Eburneana magna

Scientific classification
- Kingdom: Animalia
- Phylum: Arthropoda
- Subphylum: Chelicerata
- Class: Arachnida
- Order: Araneae
- Infraorder: Araneomorphae
- Family: Salticidae
- Genus: Eburneana
- Species: E. magna
- Binomial name: Eburneana magna Wesołowska & Szűts, 2001

= Eburneana magna =

- Authority: Wesołowska & Szűts, 2001

Species of spider

Eburneana magna is a species of jumping spider in the genus Eburneana that mimics ants. It is a large spider, as is emphasised by the species name, the Latin for big, with a body that can be up to 12 mm in length, although only the female has been identified and in other species in the genus the male is larger than the female. The species has been identified from a holotype found in Ivory Coast.

==Taxonomy and etymology==
Eburneana magna is a species of jumping spider that was first named by Wanda Wesołowska and Tamás Szűts in 2001. It is one of over 500 species identified by Wesołowska. It is the type species of the genus Eburneana, one of many of spiders that mimics ants. The genus is named for Litus Eburneum, the Latin name for Ivory Coast, where the species was first identified. The species name is the Latin word for big, in reference to the relatively large size of the spider. In 2015, the genus was added to the subclade Saltafresia in the clade Salticoida based on the analysis of 8 genes. In 2017, it was added to the supergroup Hylloida by Jerzy Prószyński.

==Description==
Eburneana magna is a large spider, with a very flat body measuring up to 12 mm in length. Only the female has been described. The holotype has a dark brown, almost black, carapace that looks extended and is 5.4 mm long and 2.5 mm wide. It is covered with short grey hairs. The abdomen is also elongated and measures 5.1 mm long and 3.3 mm wide. While all examples are relatively large, the male of the genus is generally even larger than the female. For example, the male of the related species Eburneana scharffi has a carapace that is between 0.7 and 0.9 mm longer than the female.

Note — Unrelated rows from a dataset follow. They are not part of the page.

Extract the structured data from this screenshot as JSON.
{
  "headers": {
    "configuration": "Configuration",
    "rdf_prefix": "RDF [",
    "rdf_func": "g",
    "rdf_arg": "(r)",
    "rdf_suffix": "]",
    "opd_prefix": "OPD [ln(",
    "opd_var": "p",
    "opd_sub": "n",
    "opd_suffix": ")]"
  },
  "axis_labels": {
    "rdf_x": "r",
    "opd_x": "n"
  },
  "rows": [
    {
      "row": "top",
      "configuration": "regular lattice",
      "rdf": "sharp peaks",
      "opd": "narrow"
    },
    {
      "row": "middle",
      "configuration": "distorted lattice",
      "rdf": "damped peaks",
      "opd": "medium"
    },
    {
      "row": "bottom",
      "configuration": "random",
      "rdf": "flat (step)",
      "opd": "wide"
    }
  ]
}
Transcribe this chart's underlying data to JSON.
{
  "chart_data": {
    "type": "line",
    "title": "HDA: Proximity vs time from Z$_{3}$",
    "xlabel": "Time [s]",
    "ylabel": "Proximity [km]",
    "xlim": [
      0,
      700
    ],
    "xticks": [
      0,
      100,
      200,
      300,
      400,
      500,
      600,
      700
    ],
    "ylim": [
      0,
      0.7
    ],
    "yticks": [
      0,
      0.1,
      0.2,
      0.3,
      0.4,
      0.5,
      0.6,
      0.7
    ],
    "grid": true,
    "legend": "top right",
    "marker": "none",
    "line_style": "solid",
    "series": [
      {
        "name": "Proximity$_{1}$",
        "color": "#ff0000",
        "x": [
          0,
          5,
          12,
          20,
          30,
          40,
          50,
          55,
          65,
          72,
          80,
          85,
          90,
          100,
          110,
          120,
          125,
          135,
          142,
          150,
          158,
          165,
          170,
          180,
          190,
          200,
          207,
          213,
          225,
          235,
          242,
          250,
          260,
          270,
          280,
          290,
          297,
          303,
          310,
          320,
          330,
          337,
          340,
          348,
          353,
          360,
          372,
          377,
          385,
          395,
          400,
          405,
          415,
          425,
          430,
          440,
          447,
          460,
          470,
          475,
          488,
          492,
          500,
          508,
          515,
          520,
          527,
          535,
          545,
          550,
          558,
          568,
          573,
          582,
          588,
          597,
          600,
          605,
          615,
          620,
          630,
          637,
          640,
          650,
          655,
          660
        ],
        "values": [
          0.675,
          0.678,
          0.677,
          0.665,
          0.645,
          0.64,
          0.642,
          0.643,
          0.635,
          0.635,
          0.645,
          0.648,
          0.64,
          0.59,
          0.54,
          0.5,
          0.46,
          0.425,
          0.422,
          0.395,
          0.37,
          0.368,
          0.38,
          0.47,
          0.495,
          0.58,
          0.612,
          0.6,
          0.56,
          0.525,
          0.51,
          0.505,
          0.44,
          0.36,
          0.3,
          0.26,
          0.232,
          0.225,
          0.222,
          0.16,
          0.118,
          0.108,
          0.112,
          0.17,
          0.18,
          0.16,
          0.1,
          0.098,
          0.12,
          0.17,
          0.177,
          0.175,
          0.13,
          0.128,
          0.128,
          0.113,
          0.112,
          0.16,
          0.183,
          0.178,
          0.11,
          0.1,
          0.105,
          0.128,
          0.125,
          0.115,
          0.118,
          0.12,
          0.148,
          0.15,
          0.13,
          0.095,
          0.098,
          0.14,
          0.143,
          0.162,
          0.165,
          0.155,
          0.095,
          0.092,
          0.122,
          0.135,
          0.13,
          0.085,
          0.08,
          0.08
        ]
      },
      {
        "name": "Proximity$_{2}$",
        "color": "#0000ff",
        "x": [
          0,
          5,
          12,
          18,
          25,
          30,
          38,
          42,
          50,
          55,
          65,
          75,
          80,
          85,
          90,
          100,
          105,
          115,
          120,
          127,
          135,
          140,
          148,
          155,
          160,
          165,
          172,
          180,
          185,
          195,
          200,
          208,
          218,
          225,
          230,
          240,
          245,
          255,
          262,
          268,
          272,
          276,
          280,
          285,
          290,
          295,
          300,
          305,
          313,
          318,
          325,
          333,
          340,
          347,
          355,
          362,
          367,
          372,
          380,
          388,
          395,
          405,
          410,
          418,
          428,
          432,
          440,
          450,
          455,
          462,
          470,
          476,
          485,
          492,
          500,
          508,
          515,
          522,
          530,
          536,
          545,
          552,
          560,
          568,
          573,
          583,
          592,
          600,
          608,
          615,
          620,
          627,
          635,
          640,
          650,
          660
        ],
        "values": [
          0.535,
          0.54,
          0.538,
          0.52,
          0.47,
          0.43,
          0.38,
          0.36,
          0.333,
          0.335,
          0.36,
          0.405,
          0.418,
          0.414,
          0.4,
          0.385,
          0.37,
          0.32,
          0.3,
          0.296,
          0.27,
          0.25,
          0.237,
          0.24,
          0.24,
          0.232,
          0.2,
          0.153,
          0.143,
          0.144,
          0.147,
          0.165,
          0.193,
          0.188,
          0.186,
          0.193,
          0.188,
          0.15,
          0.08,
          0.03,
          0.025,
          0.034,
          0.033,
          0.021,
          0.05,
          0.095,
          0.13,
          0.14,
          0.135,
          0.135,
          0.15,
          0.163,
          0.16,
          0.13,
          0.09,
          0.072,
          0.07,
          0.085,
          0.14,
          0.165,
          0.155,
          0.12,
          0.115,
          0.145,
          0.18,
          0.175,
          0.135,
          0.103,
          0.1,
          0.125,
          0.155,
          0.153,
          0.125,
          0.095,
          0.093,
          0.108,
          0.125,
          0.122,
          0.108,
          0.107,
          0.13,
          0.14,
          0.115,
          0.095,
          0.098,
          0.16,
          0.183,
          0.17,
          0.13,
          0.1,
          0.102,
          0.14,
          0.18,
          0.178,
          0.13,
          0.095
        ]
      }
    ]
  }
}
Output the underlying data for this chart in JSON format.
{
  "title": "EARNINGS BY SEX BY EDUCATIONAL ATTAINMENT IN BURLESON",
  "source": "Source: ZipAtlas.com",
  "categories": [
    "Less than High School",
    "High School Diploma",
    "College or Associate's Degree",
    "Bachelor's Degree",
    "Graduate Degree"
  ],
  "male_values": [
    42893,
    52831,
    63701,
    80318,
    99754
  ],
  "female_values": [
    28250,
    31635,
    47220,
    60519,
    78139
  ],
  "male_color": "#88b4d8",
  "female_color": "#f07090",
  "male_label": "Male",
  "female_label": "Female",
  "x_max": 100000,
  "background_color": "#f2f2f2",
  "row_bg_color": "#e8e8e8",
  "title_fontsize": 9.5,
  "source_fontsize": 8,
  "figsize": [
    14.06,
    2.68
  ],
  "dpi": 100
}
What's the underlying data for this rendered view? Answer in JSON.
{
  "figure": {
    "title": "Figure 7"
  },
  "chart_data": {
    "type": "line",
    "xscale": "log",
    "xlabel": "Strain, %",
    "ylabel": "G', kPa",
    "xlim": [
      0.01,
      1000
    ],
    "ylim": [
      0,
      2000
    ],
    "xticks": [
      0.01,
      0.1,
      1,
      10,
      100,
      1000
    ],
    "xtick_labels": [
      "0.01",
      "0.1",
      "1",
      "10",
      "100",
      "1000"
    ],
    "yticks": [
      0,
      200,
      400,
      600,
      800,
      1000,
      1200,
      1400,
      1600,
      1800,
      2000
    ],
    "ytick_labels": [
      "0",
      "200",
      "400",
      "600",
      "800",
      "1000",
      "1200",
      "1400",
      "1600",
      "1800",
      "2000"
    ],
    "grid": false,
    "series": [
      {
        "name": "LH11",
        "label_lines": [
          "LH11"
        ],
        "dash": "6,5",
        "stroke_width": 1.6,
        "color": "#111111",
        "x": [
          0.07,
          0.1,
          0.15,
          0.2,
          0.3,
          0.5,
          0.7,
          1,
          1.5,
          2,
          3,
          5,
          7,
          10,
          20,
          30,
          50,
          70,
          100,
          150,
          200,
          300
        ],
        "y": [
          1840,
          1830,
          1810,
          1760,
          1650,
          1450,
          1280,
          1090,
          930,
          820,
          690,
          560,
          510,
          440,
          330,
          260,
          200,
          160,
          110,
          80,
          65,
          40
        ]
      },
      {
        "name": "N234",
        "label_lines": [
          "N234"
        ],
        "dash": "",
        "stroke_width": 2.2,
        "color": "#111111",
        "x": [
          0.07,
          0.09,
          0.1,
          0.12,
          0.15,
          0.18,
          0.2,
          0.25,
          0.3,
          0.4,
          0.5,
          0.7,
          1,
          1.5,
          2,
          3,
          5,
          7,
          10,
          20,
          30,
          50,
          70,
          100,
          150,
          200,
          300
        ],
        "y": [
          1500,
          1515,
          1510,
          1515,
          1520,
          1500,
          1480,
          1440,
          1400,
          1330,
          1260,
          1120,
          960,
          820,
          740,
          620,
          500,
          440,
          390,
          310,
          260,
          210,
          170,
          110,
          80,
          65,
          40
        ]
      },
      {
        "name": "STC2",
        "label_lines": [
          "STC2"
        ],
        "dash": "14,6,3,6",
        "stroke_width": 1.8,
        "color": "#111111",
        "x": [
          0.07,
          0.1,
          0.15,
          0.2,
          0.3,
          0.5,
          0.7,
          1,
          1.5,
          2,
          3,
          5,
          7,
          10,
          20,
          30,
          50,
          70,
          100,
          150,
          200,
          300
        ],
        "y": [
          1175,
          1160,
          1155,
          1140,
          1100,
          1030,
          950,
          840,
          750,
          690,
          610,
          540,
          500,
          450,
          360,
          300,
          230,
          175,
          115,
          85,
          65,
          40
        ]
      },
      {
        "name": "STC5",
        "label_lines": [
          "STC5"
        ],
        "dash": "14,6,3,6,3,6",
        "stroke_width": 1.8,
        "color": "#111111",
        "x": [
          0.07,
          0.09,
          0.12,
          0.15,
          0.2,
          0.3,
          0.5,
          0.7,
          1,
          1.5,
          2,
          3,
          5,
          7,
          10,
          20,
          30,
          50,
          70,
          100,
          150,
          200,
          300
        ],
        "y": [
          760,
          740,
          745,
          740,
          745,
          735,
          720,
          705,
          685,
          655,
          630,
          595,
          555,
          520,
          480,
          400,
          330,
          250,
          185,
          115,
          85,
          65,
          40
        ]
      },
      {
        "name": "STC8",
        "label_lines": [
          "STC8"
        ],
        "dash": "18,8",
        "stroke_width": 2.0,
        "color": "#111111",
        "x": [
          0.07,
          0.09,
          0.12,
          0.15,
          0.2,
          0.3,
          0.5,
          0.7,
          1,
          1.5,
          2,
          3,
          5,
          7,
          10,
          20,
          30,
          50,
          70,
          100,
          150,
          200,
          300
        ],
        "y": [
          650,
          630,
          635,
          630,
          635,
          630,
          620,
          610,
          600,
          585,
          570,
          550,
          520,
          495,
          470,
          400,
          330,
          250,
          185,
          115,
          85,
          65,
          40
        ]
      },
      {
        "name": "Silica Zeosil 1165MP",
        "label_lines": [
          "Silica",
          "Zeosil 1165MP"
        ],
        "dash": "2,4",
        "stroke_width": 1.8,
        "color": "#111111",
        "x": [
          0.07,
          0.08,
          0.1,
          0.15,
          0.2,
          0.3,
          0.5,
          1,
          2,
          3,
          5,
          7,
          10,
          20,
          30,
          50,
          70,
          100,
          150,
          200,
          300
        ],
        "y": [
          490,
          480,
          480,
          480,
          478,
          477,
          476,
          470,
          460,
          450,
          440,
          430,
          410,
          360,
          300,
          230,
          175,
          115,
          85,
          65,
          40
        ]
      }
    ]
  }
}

The spider is distinguished from other members of genus by a large number of spigots on its spinneret and the structure of epigyne. It shares some similarities with other ant-mimicking jumping spiders, particularly the males that have front legs that are similar to members of the family Pelleninae.

==Distribution==
Eburneana magna is the only member of the genus that is endemic to the Ivory Coast. The only example identified to date was a single female specimen found on Mont Tonkoui in Tonkpi.